仕事中にアイドル画像を集めてクビになった50代男。その後は…

日刊SPA!

2018/11/10 15:55



年功序列が崩壊したといわれるが、いまだに年齢階層別平均賃金では50代がピーク。しかし、リストラ、転職失敗、介護など、一度道を踏み外せば、いとも簡単に年収300万円以下へと転落する。バブル期に入社し、「恵まれていたクセに」と同情もされない悲しい世代の横顔は、明日の我が身だ。今まで語られることのなかったそんな転落50代のリアルから、社会人後半戦の教訓を学び取る。

◆仕事中にPCでアイドル画像を漁っていることがバレて失職

▼出版社正社員年収500万円⇒ドライバー助手年収300万円

「自分の夢を仕事に」と思い、大卒後は東南アジアで日本語教師となった小泉敏行さん(仮名・55歳)。

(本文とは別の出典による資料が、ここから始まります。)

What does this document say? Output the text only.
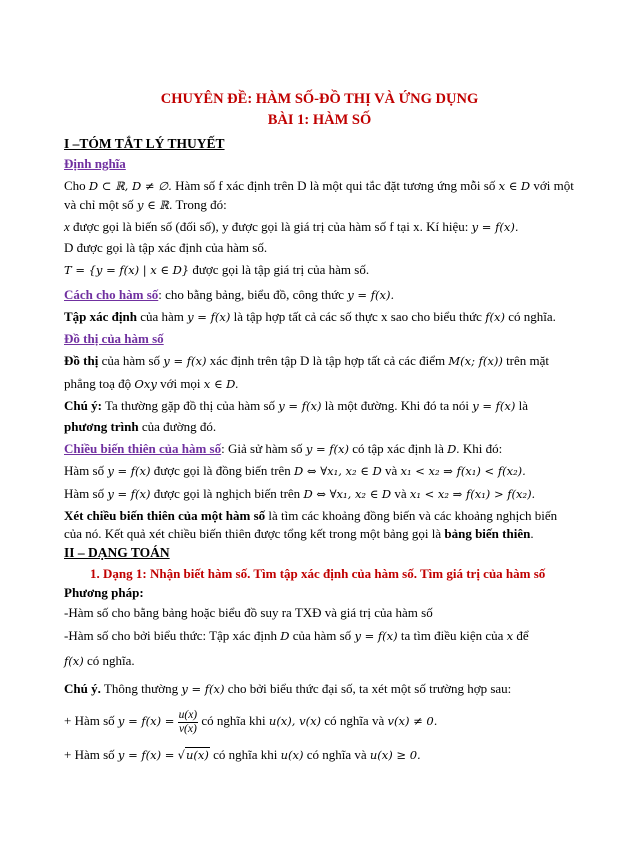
CHUYÊN ĐỀ: HÀM SỐ-ĐỒ THỊ VÀ ỨNG DỤNG
BÀI 1: HÀM SỐ
I –TÓM TẮT LÝ THUYẾT
Định nghĩa
Cho D ⊂ ℝ, D ≠ ∅. Hàm số f xác định trên D là một qui tắc đặt tương ứng mỗi số x ∈ D với một
và chỉ một số y ∈ ℝ. Trong đó:
x được gọi là biến số (đối số), y được gọi là giá trị của hàm số f tại x. Kí hiệu: y = f(x).
D được gọi là tập xác định của hàm số.
T = {y = f(x) | x ∈ D} được gọi là tập giá trị của hàm số.
Cách cho hàm số: cho bằng bảng, biểu đồ, công thức y = f(x).
Tập xác định của hàm y = f(x) là tập hợp tất cả các số thực x sao cho biểu thức f(x) có nghĩa.
Đồ thị của hàm số
Đồ thị của hàm số y = f(x) xác định trên tập D là tập hợp tất cả các điểm M(x; f(x)) trên mặt
phẳng toạ độ Oxy với mọi x ∈ D.
Chú ý: Ta thường gặp đồ thị của hàm số y = f(x) là một đường. Khi đó ta nói y = f(x) là
phương trình của đường đó.
Chiều biến thiên của hàm số: Giả sử hàm số y = f(x) có tập xác định là D. Khi đó:
Hàm số y = f(x) được gọi là đồng biến trên D ⇔ ∀x₁, x₂ ∈ D và x₁ < x₂ ⇒ f(x₁) < f(x₂).
Hàm số y = f(x) được gọi là nghịch biến trên D ⇔ ∀x₁, x₂ ∈ D và x₁ < x₂ ⇒ f(x₁) > f(x₂).
Xét chiều biến thiên của một hàm số là tìm các khoảng đồng biến và các khoảng nghịch biến
của nó. Kết quả xét chiều biến thiên được tổng kết trong một bảng gọi là bảng biến thiên.
II – DẠNG TOÁN
1. Dạng 1: Nhận biết hàm số. Tìm tập xác định của hàm số. Tìm giá trị của hàm số
Phương pháp:
-Hàm số cho bằng bảng hoặc biểu đồ suy ra TXĐ và giá trị của hàm số
-Hàm số cho bởi biểu thức: Tập xác định D của hàm số y = f(x) ta tìm điều kiện của x để
f(x) có nghĩa.
Chú ý. Thông thường y = f(x) cho bởi biểu thức đại số, ta xét một số trường hợp sau:
+ Hàm số $y = f(x) = \frac{u(x)}{v(x)}$ có nghĩa khi u(x), v(x) có nghĩa và v(x) ≠ 0.
+ Hàm số y = f(x) = √u(x) có nghĩa khi u(x) có nghĩa và u(x) ≥ 0.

生活は厳しかったが達成感はあり、帰国後は中堅出版社の正社員として採用された。

「結婚後は子供と野球をしたり、家族で温泉に行ったりと、あの頃はいい思い出ばかり。営業の仕事も充実していました」

だが、リーマンショック後に会社の業績悪化で事態は急変。’09年には社員50人のうち20人が大量リストラされ、小泉さんも倉庫の閑職に追いやられた。

「仕事が暇すぎて、一日2時間くらい会社のPCでアイドル画像を集めたり、ヤフー知恵袋に投稿したり。ベストアンサーにも選ばれたことがあるんですよ」

そんなある日、突然小泉さんのPCがメンテナンスという名目で没収される。

「結局、私用で使っていたことがバレて、辞めるか罪状を掲示板に張り出すか選べと迫られて退職しました。今思えば、自分のクビを切る口実をつくるために泳がされていたんだと思います」

そう唇を噛む小泉さんを社員として雇う会社はなく、現在は運送会社のドライバー助手など3つのバイトを掛け持ち、なんとか糊口をしのいでいるという。

「息子の中学卒業と同時に、都営住宅の家賃が4万円から8万円に値上がりしたのが痛い。持病の高血圧で通院費も掛かりますし、あと何年続けていけることか……」

それでも愛する一人息子の学費を稼ぐため、今日も痛む腰を押さえながら小泉さんはアルバイトに精を出している。